Mitochondrial calcium uniporter complex controls T‑cell‑mediated immune responses

Sustained and balanced calcium (Ca2+) increase upon T-cell receptor activation is a fundamental process that regulates essential T-cell functions including proliferation, clonal expansion and cytokine secretion. In this context, mitochondria play an important role and take up Ca2+ to support the elevated bioenergetic demands. Accordingly, alterations in the protein machinery that regulates mitochondrial Ca2+ (mCa2+) flux across the inner mitochondrial membrane; the mitochondrial calcium uniporter (MCU) complex, could be implicated in T-cell immunity. However, the exact role of mCa2+, and thus MCU in T-cells is not fully understood. Here, we show that upon activation of primary human CD4+ T-cells, the MCU complex undergoes a time-dependent compositional rearrangement that causes elevated mCa2+ uptake and increased mitochondrial bioenergetic output. Transcriptome and proteome analyses of naive and effector CD4+ T-cells reveal molecular determinants involved in mitochondrial and T-cell functional reprograming. Moreover, they identify genes, proteins and signaling pathways controlled by mitochondrial Ca2+ homeostasis i.e. the MCU. MCUa knockdown (KD) diminishes mCa2+, mitochondrial respiration and ATP production as well as T-cell invasion and cytokine secretion. In vivo, downregulation of MCUa in rat CD4+ T-cells suppresses autoimmune responses in a multiple sclerosis model of inflammatory experimental autoimmune encephalomyelitis (EAE). In summary, our findings imply that mCa2+ uptake through MCU is essential for proper T-cell function and is involved in autoimmunity. Specific MCU inhibitors targeting T-cells could be beneficial for autoimmune suppression and control of immune system dysregulation.

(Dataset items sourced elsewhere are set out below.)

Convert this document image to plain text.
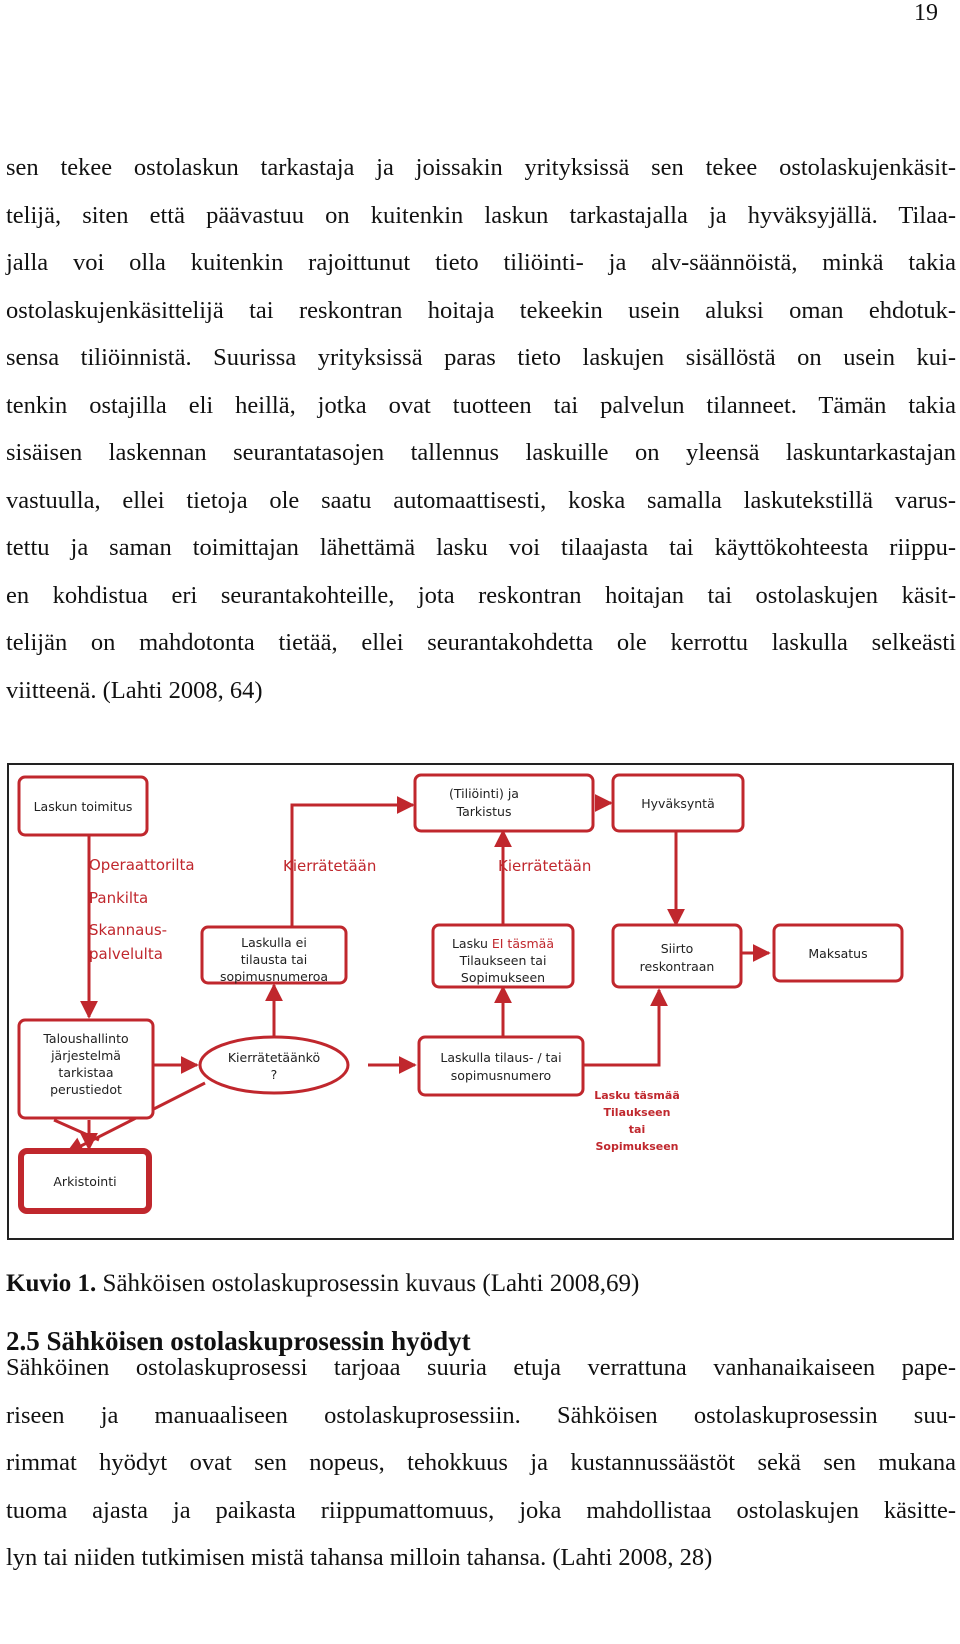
19
sen tekee ostolaskun tarkastaja ja joissakin yrityksissä sen tekee ostolaskujenkäsit-
telijä, siten että päävastuu on kuitenkin laskun tarkastajalla ja hyväksyjällä. Tilaa-
jalla voi olla kuitenkin rajoittunut tieto tiliöinti- ja alv-säännöistä, minkä takia
ostolaskujenkäsittelijä tai reskontran hoitaja tekeekin usein aluksi oman ehdotuk-
sensa tiliöinnistä. Suurissa yrityksissä paras tieto laskujen sisällöstä on usein kui-
tenkin ostajilla eli heillä, jotka ovat tuotteen tai palvelun tilanneet. Tämän takia
sisäisen laskennan seurantatasojen tallennus laskuille on yleensä laskuntarkastajan
vastuulla, ellei tietoja ole saatu automaattisesti, koska samalla laskutekstillä varus-
tettu ja saman toimittajan lähettämä lasku voi tilaajasta tai käyttökohteesta riippu-
en kohdistua eri seurantakohteille, jota reskontran hoitajan tai ostolaskujen käsit-
telijän on mahdotonta tietää, ellei seurantakohdetta ole kerrottu laskulla selkeästi
viitteenä. (Lahti 2008, 64)
Laskun toimitus
(Tiliöinti) ja
Tarkistus
Hyväksyntä
Laskulla ei
tilausta tai
sopimusnumeroa
Lasku EI täsmää
Tilaukseen tai
Sopimukseen
Siirto
reskontraan
Maksatus
Taloushallinto
järjestelmä
tarkistaa
perustiedot
Kierrätetäänkö
?
Laskulla tilaus- / tai
sopimusnumero
Arkistointi
Operaattorilta
Pankilta
Skannaus-
palvelulta
Kierrätetään	Kierrätetään
Lasku täsmää
Tilaukseen
tai
Sopimukseen
Kuvio 1. Sähköisen ostolaskuprosessin kuvaus (Lahti 2008,69)
2.5 Sähköisen ostolaskuprosessin hyödyt
Sähköinen ostolaskuprosessi tarjoaa suuria etuja verrattuna vanhanaikaiseen pape-
riseen ja manuaaliseen ostolaskuprosessiin. Sähköisen ostolaskuprosessin suu-
rimmat hyödyt ovat sen nopeus, tehokkuus ja kustannussäästöt sekä sen mukana
tuoma ajasta ja paikasta riippumattomuus, joka mahdollistaa ostolaskujen käsitte-
lyn tai niiden tutkimisen mistä tahansa milloin tahansa. (Lahti 2008, 28)
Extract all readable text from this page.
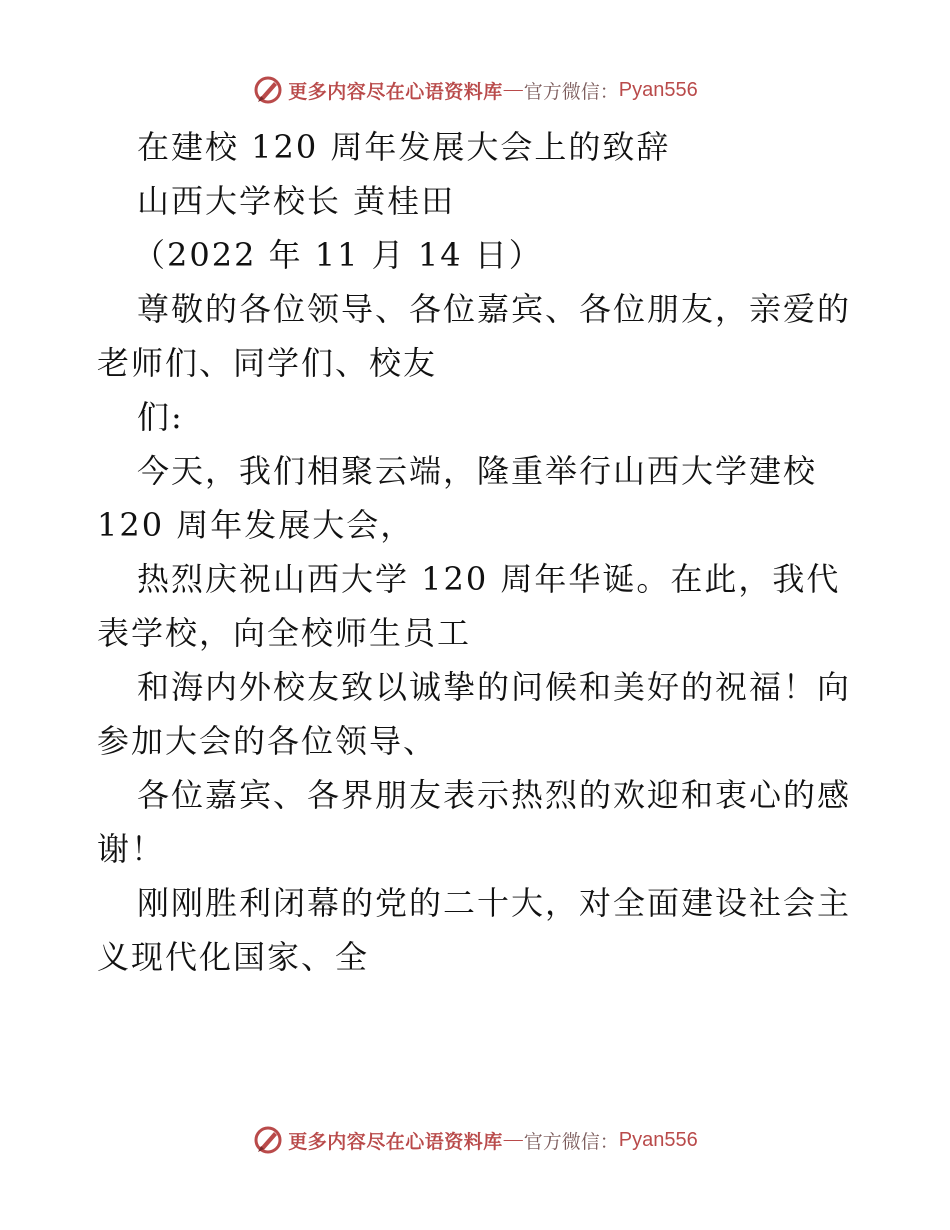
更多内容尽在心语资料库 — 官方微信： Pyan556
在建校 120 周年发展大会上的致辞
山西大学校长 黄桂田
（2022 年 11 月 14 日）
尊敬的各位领导、各位嘉宾、各位朋友，亲爱的
老师们、同学们、校友
们:
今天，我们相聚云端，隆重举行山西大学建校
120 周年发展大会，
热烈庆祝山西大学 120 周年华诞。在此，我代
表学校，向全校师生员工
和海内外校友致以诚挚的问候和美好的祝福！向
参加大会的各位领导、
各位嘉宾、各界朋友表示热烈的欢迎和衷心的感
谢！
刚刚胜利闭幕的党的二十大，对全面建设社会主
义现代化国家、全
更多内容尽在心语资料库 — 官方微信： Pyan556
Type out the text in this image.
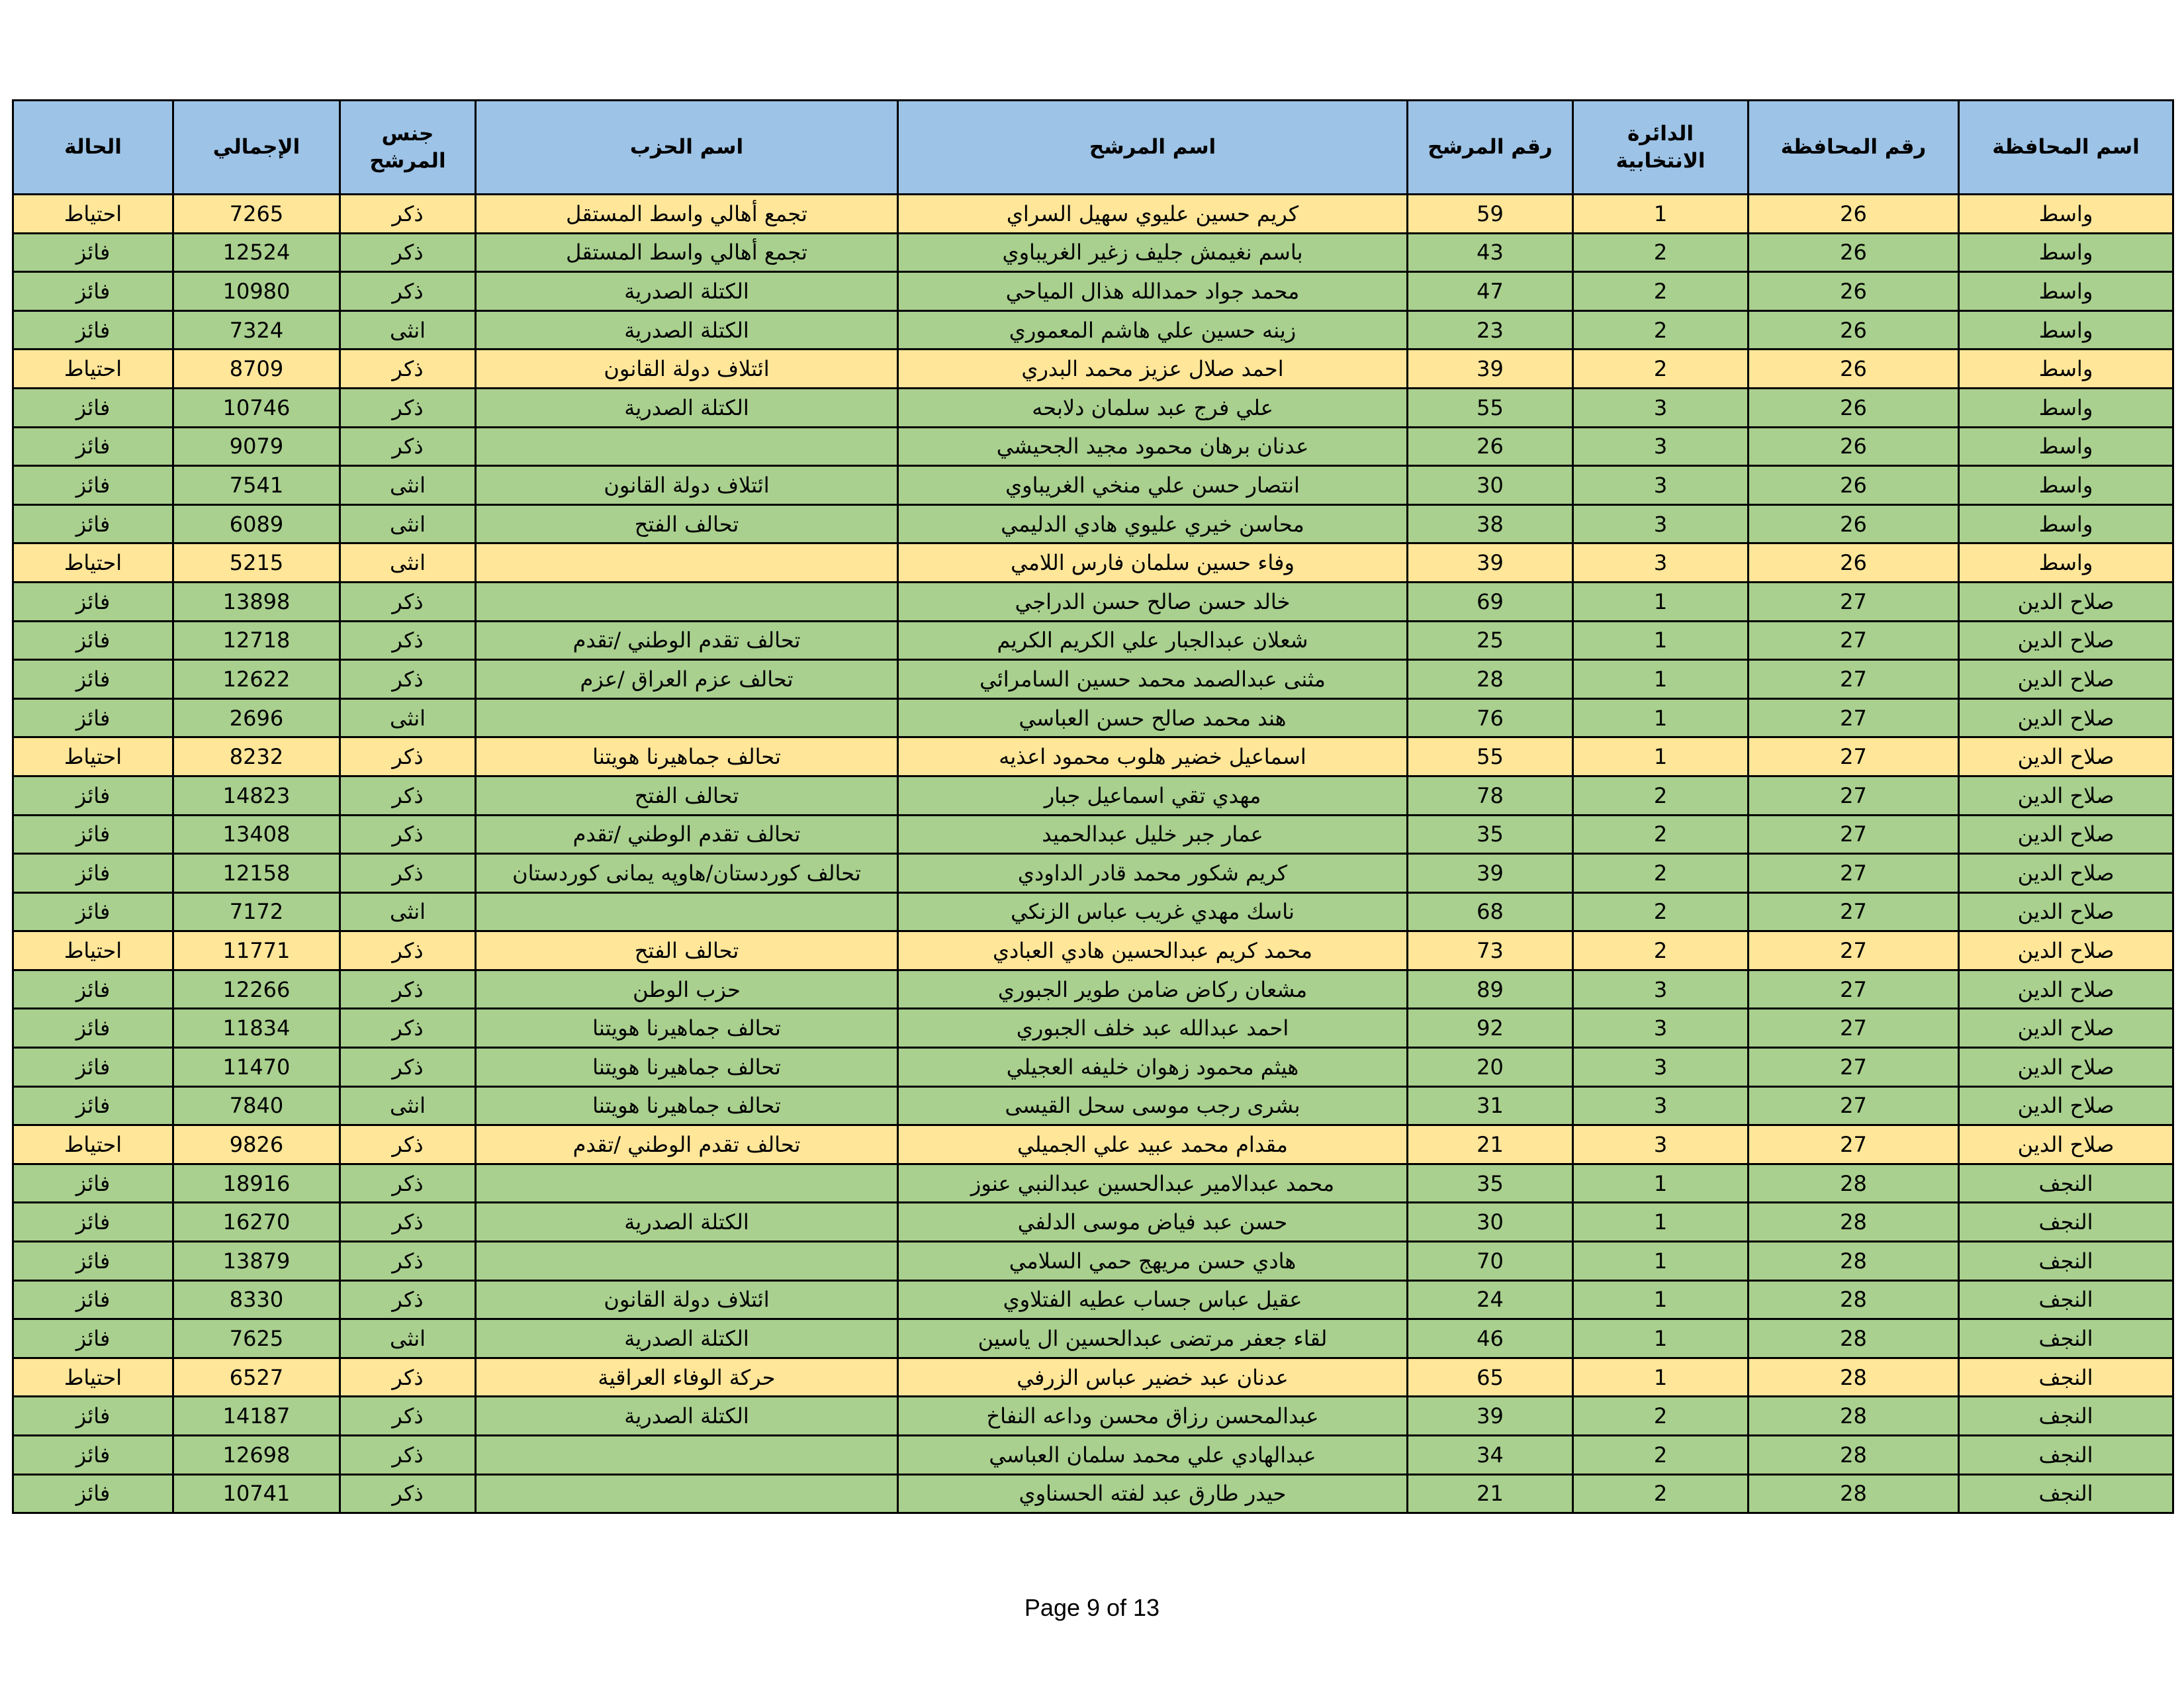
اسم المحافظة	رقم المحافظة	الدائرة الانتخابية	رقم المرشح	اسم المرشح	اسم الحزب	جنس المرشح	الإجمالي	الحالة
واسط	26	1	59	كريم حسين عليوي سهيل السراي	تجمع أهالي واسط المستقل	ذكر	7265	احتياط
واسط	26	2	43	باسم نغيمش جليف زغير الغريباوي	تجمع أهالي واسط المستقل	ذكر	12524	فائز
واسط	26	2	47	محمد جواد حمدالله هذال المياحي	الكتلة الصدرية	ذكر	10980	فائز
واسط	26	2	23	زينه حسين علي هاشم المعموري	الكتلة الصدرية	انثى	7324	فائز
واسط	26	2	39	احمد صلال عزيز محمد البدري	ائتلاف دولة القانون	ذكر	8709	احتياط
واسط	26	3	55	علي فرج عبد سلمان دلابحه	الكتلة الصدرية	ذكر	10746	فائز
واسط	26	3	26	عدنان برهان محمود مجيد الجحيشي		ذكر	9079	فائز
واسط	26	3	30	انتصار حسن علي منخي الغريباوي	ائتلاف دولة القانون	انثى	7541	فائز
واسط	26	3	38	محاسن خيري عليوي هادي الدليمي	تحالف الفتح	انثى	6089	فائز
واسط	26	3	39	وفاء حسين سلمان فارس اللامي		انثى	5215	احتياط
صلاح الدين	27	1	69	خالد حسن صالح حسن الدراجي		ذكر	13898	فائز
صلاح الدين	27	1	25	شعلان عبدالجبار علي الكريم الكريم	تحالف تقدم الوطني /تقدم	ذكر	12718	فائز
صلاح الدين	27	1	28	مثنى عبدالصمد محمد حسين السامرائي	تحالف عزم العراق /عزم	ذكر	12622	فائز
صلاح الدين	27	1	76	هند محمد صالح حسن العباسي		انثى	2696	فائز
صلاح الدين	27	1	55	اسماعيل خضير هلوب محمود اعذيه	تحالف جماهيرنا هويتنا	ذكر	8232	احتياط
صلاح الدين	27	2	78	مهدي تقي اسماعيل جبار	تحالف الفتح	ذكر	14823	فائز
صلاح الدين	27	2	35	عمار جبر خليل عبدالحميد	تحالف تقدم الوطني /تقدم	ذكر	13408	فائز
صلاح الدين	27	2	39	كريم شكور محمد قادر الداودي	تحالف كوردستان/هاوپه يمانى كوردستان	ذكر	12158	فائز
صلاح الدين	27	2	68	ناسك مهدي غريب عباس الزنكي		انثى	7172	فائز
صلاح الدين	27	2	73	محمد كريم عبدالحسين هادي العبادي	تحالف الفتح	ذكر	11771	احتياط
صلاح الدين	27	3	89	مشعان ركاض ضامن طوير الجبوري	حزب الوطن	ذكر	12266	فائز
صلاح الدين	27	3	92	احمد عبدالله عبد خلف الجبوري	تحالف جماهيرنا هويتنا	ذكر	11834	فائز
صلاح الدين	27	3	20	هيثم محمود زهوان خليفه العجيلي	تحالف جماهيرنا هويتنا	ذكر	11470	فائز
صلاح الدين	27	3	31	بشرى رجب موسى سحل القيسى	تحالف جماهيرنا هويتنا	انثى	7840	فائز
صلاح الدين	27	3	21	مقدام محمد عبيد علي الجميلي	تحالف تقدم الوطني /تقدم	ذكر	9826	احتياط
النجف	28	1	35	محمد عبدالامير عبدالحسين عبدالنبي عنوز		ذكر	18916	فائز
النجف	28	1	30	حسن عبد فياض موسى الدلفي	الكتلة الصدرية	ذكر	16270	فائز
النجف	28	1	70	هادي حسن مريهج حمي السلامي		ذكر	13879	فائز
النجف	28	1	24	عقيل عباس جساب عطيه الفتلاوي	ائتلاف دولة القانون	ذكر	8330	فائز
النجف	28	1	46	لقاء جعفر مرتضى عبدالحسين ال ياسين	الكتلة الصدرية	انثى	7625	فائز
النجف	28	1	65	عدنان عبد خضير عباس الزرفي	حركة الوفاء العراقية	ذكر	6527	احتياط
النجف	28	2	39	عبدالمحسن رزاق محسن وداعه النفاخ	الكتلة الصدرية	ذكر	14187	فائز
النجف	28	2	34	عبدالهادي علي محمد سلمان العباسي		ذكر	12698	فائز
النجف	28	2	21	حيدر طارق عبد لفته الحسناوي		ذكر	10741	فائز
Page 9 of 13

T细胞受体（T-cell receptor）激活后出现的持续且稳态的钙离子（Ca²+）升高，是调控T细胞核心功能的基础过程，这些核心功能包括细胞增殖、克隆扩增与细胞因子分泌。在此过程中，线粒体发挥关键作用，通过摄取Ca²+以满足细胞升高的生物能量需求。据此，调控线粒体内膜两侧线粒体钙离子（mitochondrial Ca²+, mCa²+）流动的蛋白质机器——线粒体钙离子单向转运体（mitochondrial calcium uniporter, MCU）复合物的异常，可能与T细胞免疫功能相关。然而，目前尚未完全明确mCa²+以及MCU在T细胞中的具体作用。 本研究发现，原代人CD4+ T细胞激活后，MCU复合物会发生时间依赖性的组成重排，进而提升mCa²+摄取效率并增强线粒体生物能量输出。对初始T细胞（naive T cell）与效应性CD4+ T细胞进行转录组（transcriptome）与蛋白质组（proteome）分析，揭示了参与线粒体及T细胞功能重编程的分子决定因素。此外，该分析还鉴定出受线粒体Ca²+稳态（由MCU介导调控）的基因、蛋白质及信号通路。MCUa敲低（knockdown, KD）会削弱mCa²+摄取、线粒体呼吸与ATP生成能力，同时抑制T细胞侵袭及细胞因子分泌。 体内实验显示，大鼠CD4+ T细胞中MCUa的下调，会在炎症性实验性自身免疫性脑脊髓炎（experimental autoimmune encephalomyelitis, EAE）——多发性硬化的经典动物模型——中抑制自身免疫反应。综上，本研究结果表明，通过MCU介导的mCa²+摄取对于T细胞正常功能至关重要，且参与自身免疫过程。靶向T细胞的特异性MCU抑制剂或可用于自身免疫抑制及免疫系统失调的调控。